Okakura, après avoir regretté que ces deux mondes, Orient et Occident ne se comprennent guère, avance que le moment du thé est le trait d'union qui met tout le monde d'accord, tant il a acquis un caractère universel. Il retrace ensuite dans une explication passionnante l'histoire de la préparation du thé, cette plante originaire du sud de la Chine, qui a évolué au fil des dynasties impériales : « le gâteau de thé bouilli, la poudre de thé fouettée et la feuille de thé infusée manifestent les élans émotionnels distincts des dynasties chinoises Tang, Song et Ming. Si nous nous permettions d'emprunter les termes rebattus des classifications artistiques, nous pourrions les désigner respectivement comme les écoles classique, romantique et naturaliste du thé. » On apprend que le poète Lou Yu a produit un véritable code du thé au VIIIème siècle, qui inclut la plante, la préparation et les ustensiles, et aussi, oh surprise, qu'on a longtemps ajouté du sel à l'eau dans laquelle l'infuser. L'art du thé a pris son essor avec le taoïsme de Lao-Tseu et Tchouang-Tseu en Chine du sud, plus en phase avec la nature et la notion d'impermanence des choses, où l'individu se meut dans l'évolution du monde, quand le confucianisme de Chine du nord proposait une vision plus rigide et rigoriste. L'auteur nous explique ainsi que le zen japonais, issu du taoïsme, a adopté l'art du thé et lui a permis ensuite d'en perpétuer la tradition quand elle fut détruite en Chine par les soubresauts de l'histoire, notamment lors des invasions mongoles. C'est le passage le plus complexe du livre, qui nécessite probablement de plus amples connaissances préalables sur la distinction entre ces deux doctrines issues du bouddhisme.

Après nous avoir décrit l'univers particulier de la Chambre de thé, et sa décoration d'un dépouillement extrême, propice à faire le vide et savourer l'instant présent, Okakura égratigne encore le goût occidental pour la symétrie des objets et leur foisonnement excessif, en nombre et en couleurs saturant l'espace, quand le Japonais préfère l'asymétrie, la non-répétition des formes et couleurs, et le dépouillement.

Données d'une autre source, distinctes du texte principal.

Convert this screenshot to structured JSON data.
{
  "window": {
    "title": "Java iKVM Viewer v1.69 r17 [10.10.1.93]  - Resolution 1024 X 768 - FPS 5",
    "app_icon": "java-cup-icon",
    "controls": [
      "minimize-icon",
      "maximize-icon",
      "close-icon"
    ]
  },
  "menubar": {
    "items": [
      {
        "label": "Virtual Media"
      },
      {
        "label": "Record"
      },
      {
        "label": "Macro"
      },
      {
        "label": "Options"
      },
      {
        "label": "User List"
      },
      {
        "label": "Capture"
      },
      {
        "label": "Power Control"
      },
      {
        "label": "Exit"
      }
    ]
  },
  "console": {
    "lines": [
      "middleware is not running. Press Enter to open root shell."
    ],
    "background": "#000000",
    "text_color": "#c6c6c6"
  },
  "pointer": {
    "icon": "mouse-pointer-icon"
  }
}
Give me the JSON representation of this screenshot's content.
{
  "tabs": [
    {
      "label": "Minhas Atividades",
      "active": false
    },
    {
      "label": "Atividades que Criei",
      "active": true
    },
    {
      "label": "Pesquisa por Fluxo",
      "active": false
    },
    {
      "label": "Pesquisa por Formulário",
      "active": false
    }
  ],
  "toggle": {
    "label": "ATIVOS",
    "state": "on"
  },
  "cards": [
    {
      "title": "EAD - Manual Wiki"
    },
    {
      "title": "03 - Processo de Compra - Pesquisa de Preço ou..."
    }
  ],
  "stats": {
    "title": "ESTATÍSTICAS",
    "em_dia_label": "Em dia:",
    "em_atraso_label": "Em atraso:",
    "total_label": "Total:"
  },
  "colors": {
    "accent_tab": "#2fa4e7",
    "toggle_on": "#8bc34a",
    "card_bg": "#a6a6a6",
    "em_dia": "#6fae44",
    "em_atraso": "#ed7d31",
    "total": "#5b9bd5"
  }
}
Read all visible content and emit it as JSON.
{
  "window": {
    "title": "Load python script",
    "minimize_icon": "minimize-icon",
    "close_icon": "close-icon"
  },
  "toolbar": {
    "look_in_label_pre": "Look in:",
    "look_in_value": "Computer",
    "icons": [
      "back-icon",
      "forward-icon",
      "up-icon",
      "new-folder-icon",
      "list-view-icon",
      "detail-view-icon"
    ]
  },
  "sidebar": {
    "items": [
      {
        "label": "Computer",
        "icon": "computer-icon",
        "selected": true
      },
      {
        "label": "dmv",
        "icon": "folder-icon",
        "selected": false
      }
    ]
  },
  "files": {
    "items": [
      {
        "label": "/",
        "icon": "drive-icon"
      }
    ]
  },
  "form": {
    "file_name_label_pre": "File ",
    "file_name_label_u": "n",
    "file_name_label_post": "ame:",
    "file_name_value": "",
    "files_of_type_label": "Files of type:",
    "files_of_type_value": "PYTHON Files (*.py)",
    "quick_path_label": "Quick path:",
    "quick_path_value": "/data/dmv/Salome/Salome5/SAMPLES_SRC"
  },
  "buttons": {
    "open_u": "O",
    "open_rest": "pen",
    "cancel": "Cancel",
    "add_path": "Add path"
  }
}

Evoquant l'importance du tokonoma, ce petit espace de renfoncement plus sombre situé dans la pièce maîtresse de l'habitation, qui met en valeur un vase avec une sobre composition florale et un tableau, il m'a absolument rappelé ma récente lecture d'Eloge de l'ombre de Tanizaki.

Mais le meilleur est peut-être pour la fin, avec le sixième et avant-dernier chapitre sur les fleurs. C'est probablement la plus belle prose jamais écrite pour rendre hommage aux fleurs, victimes totalement désarmées face à la main de l'homme, sans lesquelles sa vie serait quasi-impossible, tant elles nous accompagnent du berceau à la tombe. Un pur bonheur poétique : « Leur tendresse sereine nous rend un peu de notre confiance déclinante en l'univers, de la même façon que le regard résolu d'un bel enfant nous rappelle nos espoirs perdus. Lorsque nous sommes couchés dans la poussière, ce sont elles qui s'attardent à pleurer sur nos tombes. »

Enfin, il conclut avec le triste et noble sort du moine zen Rikyû, figure de la Voie du thé, serviteur du futur et fameux shogun Hideyoshi. Soupçonné de complot pour l'empoisonner par une tasse de thé vert, il prépara pour ses disciples une dernière et émouvante cérémonie du thé juste avant son exécution.

Au terme des sept chapitres, nous nous sentons plus instruits, et apaisés par cette poésie imprégnée du zen dont la cérémonie du thé est indissociable. le livre du thé n'est pas un livre sur le thé, mais sur la spiritualité entourant le cérémonial du thé, sur sa symbolique de l'âme orientale et spécifiquement japonaise. Dès lors qu'on a compris cela et qu'on se satisfait de ce parti, on a là sous la main un grand petit livre, dont les éditions françaises se sont multipliées ces dernières années. Pour ma part, j'ai choisi Synchronique, pour le format très réduit qui permet vraiment de le glisser dans une poche, et qui est parsemé d'estampes d'Hokusai. Un véritable régal à lire et relire.